In a horrific twist of irony, Amber had sold Hannah out too, betraying Hannah the same way she had been.
It was too much. All the pain, all the betrayal and anger and regret, all the fear and grief… The wall that had held the tide of emotion in check for so long suddenly ruptured.
All this time she’d been seeking revenge against the people who had betrayed her. Now those Valkyries were all dead—including Hannah, whether she was guilty or not. She’d thought their deaths would free her somehow. Ease the bitterness inside her. But it hadn’t.
A picture of Hannah formed in her mind. Lying on that cold, concrete floor, head shorn, face and body beaten. She might have been tortured first. Raped. Her final hours had been spent in pain and fear, not knowing how or why she’d been captured in the first place, and Amber still hadn’t been able to ascertain whether Hannah had set her up or not.
My fault. All my fault.
Amber’s chest constricted. Her shoulders jerked.
She bit down hard to keep the sobs in, but the force of them burned her lungs and hurt her ribs. The hot water washed away her shameful tears, the enclosure giving her at least some privacy while the torrent of grief ripped through her.
Finally, she was able to push past it and breathe again. The weight remained, however, pressing on her heart as she scrubbed herself clean of blood and sweat and wished her soul could have been cleansed as easily.
After dressing in a fresh change of clothes from her backpack, she pulled her wet hair up in a knot at the back of her head and studied herself in the mirror. She looked ancient, as if she’d aged a decade over the past few days, with dark shadows beneath her puffy eyes and lines bracketing her mouth.
She bent to rinse her mouth and splashed cold water onto her eyelids, not wanting to look like she’d been crying. Crying was for the weak and never changed anything. She’d learned that as a child when her parents had been killed, even before the Valkyrie Program had taken over her life.

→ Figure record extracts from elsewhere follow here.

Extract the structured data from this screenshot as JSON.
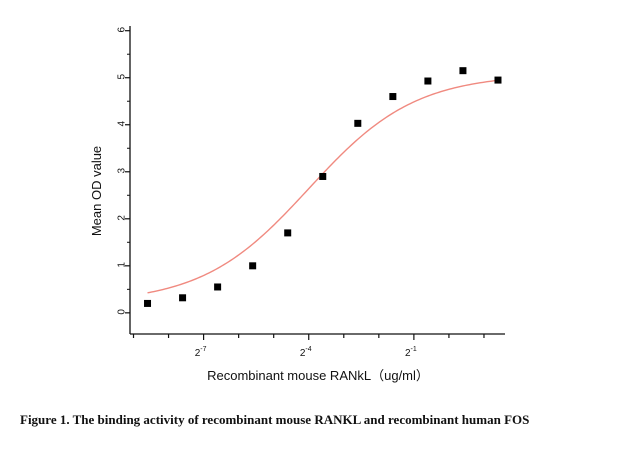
{
  "chart_data": {
    "type": "scatter",
    "xlabel": "Recombinant mouse RANkL（ug/ml）",
    "ylabel": "Mean OD value",
    "caption": "Figure 1. The binding activity of recombinant mouse RANKL and recombinant human FOS",
    "x_scale": "log2",
    "x_tick_labels": [
      {
        "base": "2",
        "exp": "-7",
        "log2": -7
      },
      {
        "base": "2",
        "exp": "-4",
        "log2": -4
      },
      {
        "base": "2",
        "exp": "-1",
        "log2": -1
      }
    ],
    "xlim_log2": [
      -9.1,
      1.6
    ],
    "y_ticks": [
      "0",
      "1",
      "2",
      "3",
      "4",
      "5",
      "6"
    ],
    "ylim": [
      -0.45,
      6.1
    ],
    "grid": false,
    "series": [
      {
        "marker": "square",
        "marker_color": "#000000",
        "fit_color": "#f08a80",
        "points": [
          {
            "log2x": -8.6,
            "y": 0.2
          },
          {
            "log2x": -7.6,
            "y": 0.32
          },
          {
            "log2x": -6.6,
            "y": 0.55
          },
          {
            "log2x": -5.6,
            "y": 1.0
          },
          {
            "log2x": -4.6,
            "y": 1.7
          },
          {
            "log2x": -3.6,
            "y": 2.9
          },
          {
            "log2x": -2.6,
            "y": 4.03
          },
          {
            "log2x": -1.6,
            "y": 4.6
          },
          {
            "log2x": -0.6,
            "y": 4.93
          },
          {
            "log2x": 0.4,
            "y": 5.15
          },
          {
            "log2x": 1.4,
            "y": 4.95
          }
        ],
        "fit": {
          "bottom": 0.2,
          "top": 5.08,
          "ec50_log2": -4.0,
          "slope": 0.95
        }
      }
    ]
  }
}
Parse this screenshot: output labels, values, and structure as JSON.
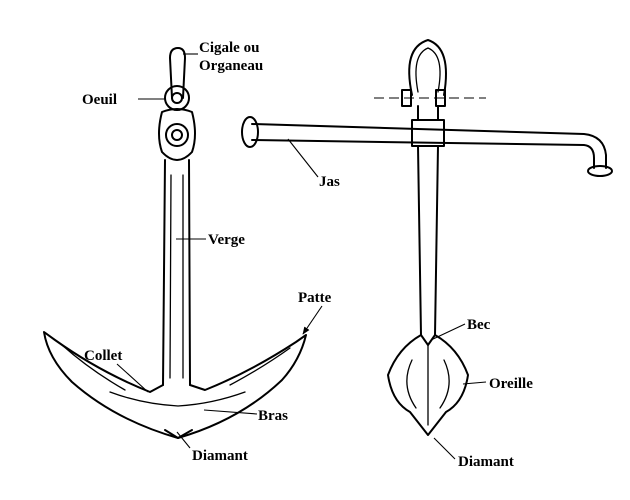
{
  "labels": {
    "cigale": "Cigale ou",
    "organeau": "Organeau",
    "oeuil": "Oeuil",
    "verge": "Verge",
    "collet": "Collet",
    "patte": "Patte",
    "bras": "Bras",
    "diamant_left": "Diamant",
    "jas": "Jas",
    "bec": "Bec",
    "oreille": "Oreille",
    "diamant_right": "Diamant"
  }
}
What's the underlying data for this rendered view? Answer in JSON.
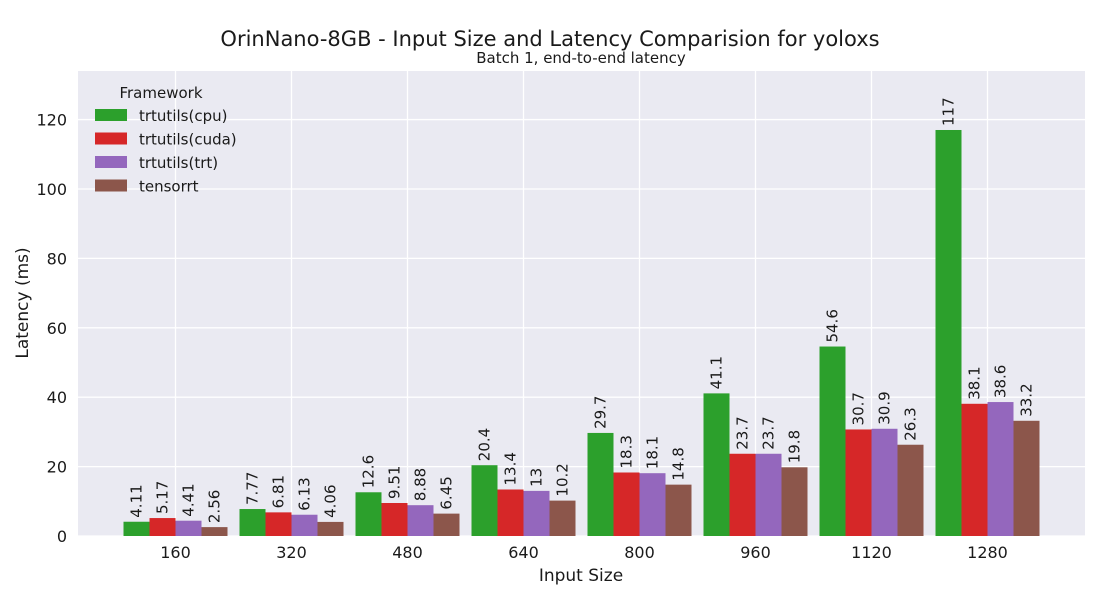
{
  "chart_data": {
    "type": "bar",
    "title": "OrinNano-8GB - Input Size and Latency Comparision for yoloxs",
    "subtitle": "Batch 1, end-to-end latency",
    "xlabel": "Input Size",
    "ylabel": "Latency (ms)",
    "ylim": [
      0,
      134
    ],
    "yticks": [
      "0",
      "20",
      "40",
      "60",
      "80",
      "100",
      "120"
    ],
    "categories": [
      "160",
      "320",
      "480",
      "640",
      "800",
      "960",
      "1120",
      "1280"
    ],
    "legend": {
      "title": "Framework",
      "position": "top-left"
    },
    "grid": true,
    "series": [
      {
        "name": "trtutils(cpu)",
        "color": "#2ca02c",
        "values": [
          4.11,
          7.77,
          12.6,
          20.4,
          29.7,
          41.1,
          54.6,
          117
        ],
        "labels": [
          "4.11",
          "7.77",
          "12.6",
          "20.4",
          "29.7",
          "41.1",
          "54.6",
          "117"
        ]
      },
      {
        "name": "trtutils(cuda)",
        "color": "#d62728",
        "values": [
          5.17,
          6.81,
          9.51,
          13.4,
          18.3,
          23.7,
          30.7,
          38.1
        ],
        "labels": [
          "5.17",
          "6.81",
          "9.51",
          "13.4",
          "18.3",
          "23.7",
          "30.7",
          "38.1"
        ]
      },
      {
        "name": "trtutils(trt)",
        "color": "#9467bd",
        "values": [
          4.41,
          6.13,
          8.88,
          13,
          18.1,
          23.7,
          30.9,
          38.6
        ],
        "labels": [
          "4.41",
          "6.13",
          "8.88",
          "13",
          "18.1",
          "23.7",
          "30.9",
          "38.6"
        ]
      },
      {
        "name": "tensorrt",
        "color": "#8c564b",
        "values": [
          2.56,
          4.06,
          6.45,
          10.2,
          14.8,
          19.8,
          26.3,
          33.2
        ],
        "labels": [
          "2.56",
          "4.06",
          "6.45",
          "10.2",
          "14.8",
          "19.8",
          "26.3",
          "33.2"
        ]
      }
    ]
  }
}
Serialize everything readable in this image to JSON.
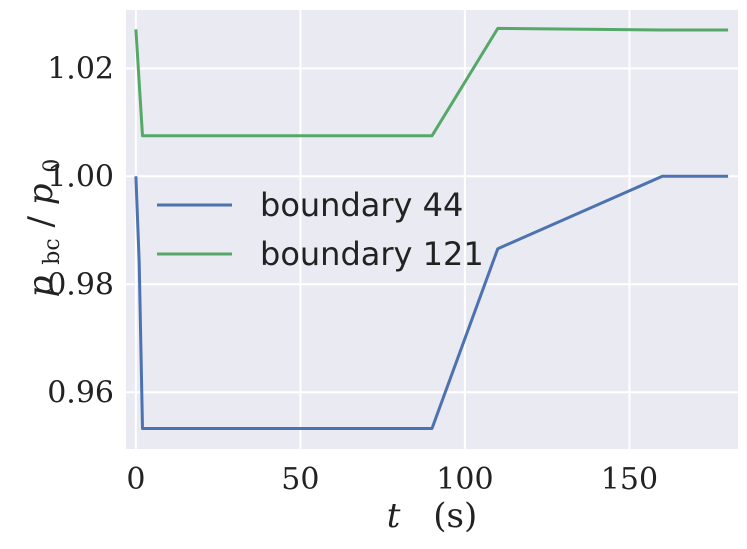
{
  "chart_data": {
    "type": "line",
    "xlabel_var": "t",
    "xlabel_unit": "(s)",
    "ylabel_main": "p",
    "ylabel_sub1": "bc",
    "ylabel_slash": "/",
    "ylabel_sub2": "0",
    "xlim": [
      -3,
      183
    ],
    "ylim": [
      0.9495,
      1.0308
    ],
    "x_ticks": [
      0,
      50,
      100,
      150
    ],
    "x_tick_labels": [
      "0",
      "50",
      "100",
      "150"
    ],
    "y_ticks": [
      0.96,
      0.98,
      1.0,
      1.02
    ],
    "y_tick_labels": [
      "0.96",
      "0.98",
      "1.00",
      "1.02"
    ],
    "grid": true,
    "legend_position": "center-left",
    "series": [
      {
        "name": "boundary 44",
        "color": "#4c72b0",
        "x": [
          0,
          1,
          2,
          90,
          110,
          160,
          180
        ],
        "y": [
          1.0,
          0.984,
          0.9533,
          0.9533,
          0.9866,
          1.0,
          1.0
        ]
      },
      {
        "name": "boundary 121",
        "color": "#55a868",
        "x": [
          0,
          2,
          90,
          110,
          160,
          180
        ],
        "y": [
          1.0272,
          1.0075,
          1.0075,
          1.0274,
          1.0271,
          1.0271
        ]
      }
    ]
  }
}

Straightening, she lifted her chin and squared her shoulders. Her eyes were still a little puffy and red but it would have to do.
What was done, was done. She’d spend these next few hours watching over Kiyomi and then get on the plane out of Syria. Once she got back to Laidlaw Hall, she could finally stop running long enough to do some more digging and find out just how great her sins were.
****
“Up two blocks and on the left. Hurry,” Yury said to his Russian contact behind the wheel as they raced to get to the warehouse.
Recent intel had come back that a gunfight had broken out at the building less than an hour ago. Reports were vague. He didn’t know if Amber had been there or if she was one of the dead. If she wasn’t, he was hoping to find a clue that would tell him where she’d gone.
The driver screamed up to the warehouse and hit the brakes. Yury jumped out and ran for the door, the Russian right behind him. Two armed men stood guard, barring their way.
“The female captives. Are they still here?” Yury demanded in Arabic, flashing a fake Russian government agent ID that would get him access because of his country’s ties with the Syrian government and military.